Ni Dieu Ni Maître
runespoor
NI DIEU NI MAITRE
Au loin, le coassement d'un corbeau. Un oiseau de mauvaise augure, à ce qu'il paraît. Immédiatement surgit l'image de ce plumage de jais, de ce bec puissant, perchés sur la tombe d'un illustre anonyme dans un cimetière usé par trop de jours d'automne. Mon Dieu, quel cliché, je me sens conditionné par les images. Qu'est-il advenu de mon imaginaire, de mon propre imaginaire encore si fertile et unique quelques années auparavant ?
J'ai la sensation de ne plus être moi, de ne jamais l'avoir été en fait.
J'ai peur de ne pas vivre ce que je pourrais être, et cette idée m'obsède.
J'ai peur de ne vivre qu'une demi-vie. J'ai trop lu, j'ai trop vu, j'ai trop entendu d'histoires romanesques pour ne pas avoir envie de connaître cette folie enivrante qu'on trouve dans toutes les bonnes histoires, pour ne pas attendre de la vie son shoot d'excitation.
Là, je suis seul, attablé au café de la gare, tournant mon spéculoos dans un café brûlant en priant pour me noyer dans le maelström que je crée.
Du coin de l'œil je repère ce mec, là-bas. Merde, il arrête pas de me regarder. On ne peut pas ressasser ses vieux coups de blues sans être maté par un homo. J'ai une tête à homos je crois.
J'avale ma tasse en grimaçant devant l'amertume qui me brûle le gosier. Je laisse quelques pièces, enfile mon pardessus et me casse dans les rues froides et sinistres.
J'ai un fantasme pourtant, aussi vieux que je suis con. Rencontrer quelqu'un, comme ça, un soir. Qu'il m'emmène dans un squat, qu'il me parle de jazz, de Nietzsche, et de Kafka, puis qu'on fasse l'amour comme des bêtes. Trop de romans je vous dis, je ne suis pas le genre d'homme apte à vivre ce genre d'expériences, ni à accepter de s'y adonner.
Je tourne au coin d'une rue faiblement éclairée, espérant me perdre dans les ruelles mal fréquentées, espérant me faire apostrophé, agressé, ou violé. Quelque chose d'excitant en somme.
Rien.
Merde, depuis quand le quartier de la gare est-il devenu salutaire ? Je me croirais dans un épisode des 'Barbapas', la lumière vacillante du néon d'un kebab en plus... Soit, je continue mon errance dans la nuit, ignorant au passage le gigantesque gorille en lunettes noirs qui me propose chichon et coke.

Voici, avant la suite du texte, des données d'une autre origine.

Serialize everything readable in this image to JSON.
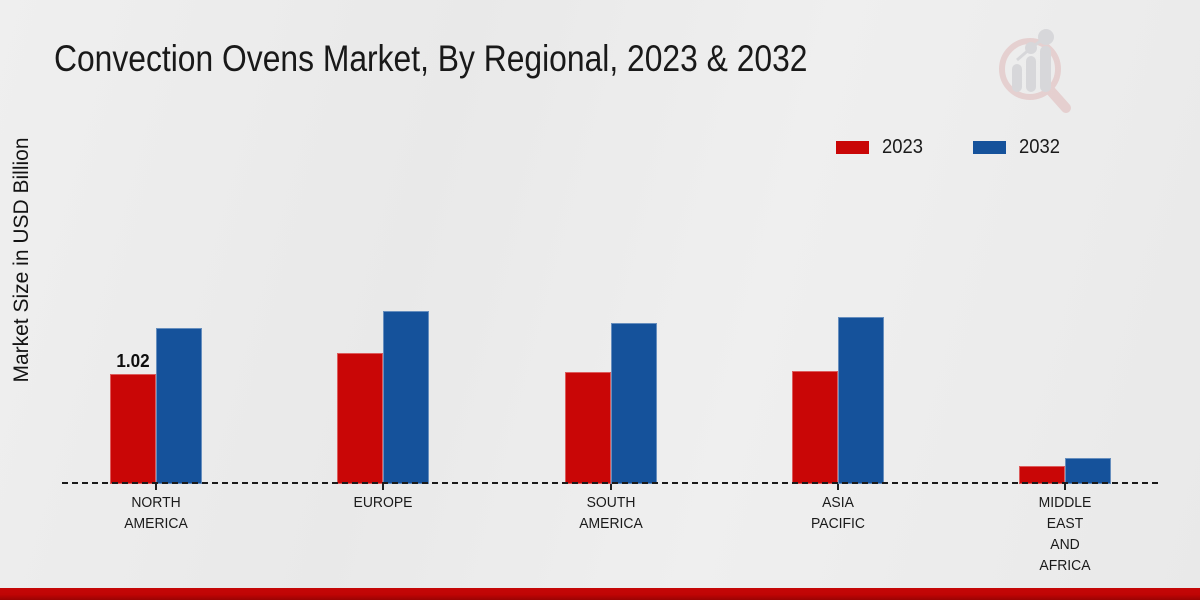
{
  "header": {
    "title": "Convection Ovens Market, By Regional, 2023 & 2032"
  },
  "chart_data": {
    "type": "bar",
    "title": "Convection Ovens Market, By Regional, 2023 & 2032",
    "xlabel": "",
    "ylabel": "Market Size in USD Billion",
    "legend_position": "top-right",
    "grid": false,
    "baseline_style": "dashed",
    "categories": [
      "NORTH AMERICA",
      "EUROPE",
      "SOUTH AMERICA",
      "ASIA PACIFIC",
      "MIDDLE EAST AND AFRICA"
    ],
    "category_lines": [
      [
        "NORTH",
        "AMERICA"
      ],
      [
        "EUROPE"
      ],
      [
        "SOUTH",
        "AMERICA"
      ],
      [
        "ASIA",
        "PACIFIC"
      ],
      [
        "MIDDLE",
        "EAST",
        "AND",
        "AFRICA"
      ]
    ],
    "series": [
      {
        "name": "2023",
        "color": "#c90606",
        "values": [
          1.02,
          1.21,
          1.04,
          1.05,
          0.17
        ]
      },
      {
        "name": "2032",
        "color": "#15529b",
        "values": [
          1.44,
          1.6,
          1.49,
          1.55,
          0.24
        ]
      }
    ],
    "data_labels": [
      {
        "series": "2023",
        "category": "NORTH AMERICA",
        "text": "1.02"
      }
    ],
    "ylim": [
      0,
      1.85
    ]
  },
  "colors": {
    "background": "#ebebeb",
    "footer_top": "#c50707",
    "footer_mid": "#bf0505",
    "footer_bottom": "#990303",
    "logo_ring": "#dfb4b4",
    "logo_gray": "#c3c3c9"
  },
  "icons": {
    "logo": "magnifier-bar-chart-logo-watermark"
  }
}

La nuit a toujours eu pour moi quelque chose de fascinant. Petit, je me levais pour observer les étoiles de la fenêtre de la maison de campagne de Luzech, à la recherche des constellations que m'avait apprises mon oncle : la fraise tagada, la grande ourse et le sunday caramel. Aujourd'hui je me fous des étoiles, et la nuit ne me fascine plus que pour le vagabondage, à la recherche de plaisirs inavouables ou plus simplement d'inspiration. Ai-je si mal tourné ?
J'allume une clope. Ce soir je me grille les poumons, demain le foie.
Nuit pourrie. Je décide de rentrer, et m'engage dans la bouche de métro la plus proche. Un quart d'heure d'attente. Je soupire. Au fond du quai un mec est emmerdé par trois types à moitié raides, ou à moitié cleans. L'un d'eux sort un couteau. Sur le quai personne ne bronche. Pourquoi devrais-je donc moi m'en soucier ? Ce genre d'histoires, très peu pour moi.
Le tremblement sibyllin de la station annonce l'arrivée de la machine infernale. Cette heure avancée est toujours l'occasion de rencontrer une espèce en voie de disparition en temps normal dans les souterrains : des gens qui ne semblent pas déprimés, qui rient, même, sous les effluves de l'alcool. L'homme est-il réellement un diurnambule ? Les portes se referment avec un fracas trop violent, et m'emmène vers d'autres horizons, aussi mornes que les précédents. Rien ne secouera ma vie ce soir, ni jamais, je le crois bien.
Et brusquement je me rends compte.
Ce soir, j'aurai eu l'opportunité de vivre une histoire gay, de tirer mon premier trait, de devenir un héros. Et je n'ai pas bougé, n'ai rien choisi. Ou plutôt j'ai choisi de m'emmitoufler dans le confort de l'inaction, préférant délibérément me tanner l'âme de mes pensées de glandeur. J'aurais pu vivre milles et une expériences en me bousculant, et calmer mes incurables désirs d'excitation qui me tourmentent et m'assujettissent. Mais c'est plus facile d'être lâche.
Et brusquement je comprends.
Je ne suis ni dieu ni maître de mon existence.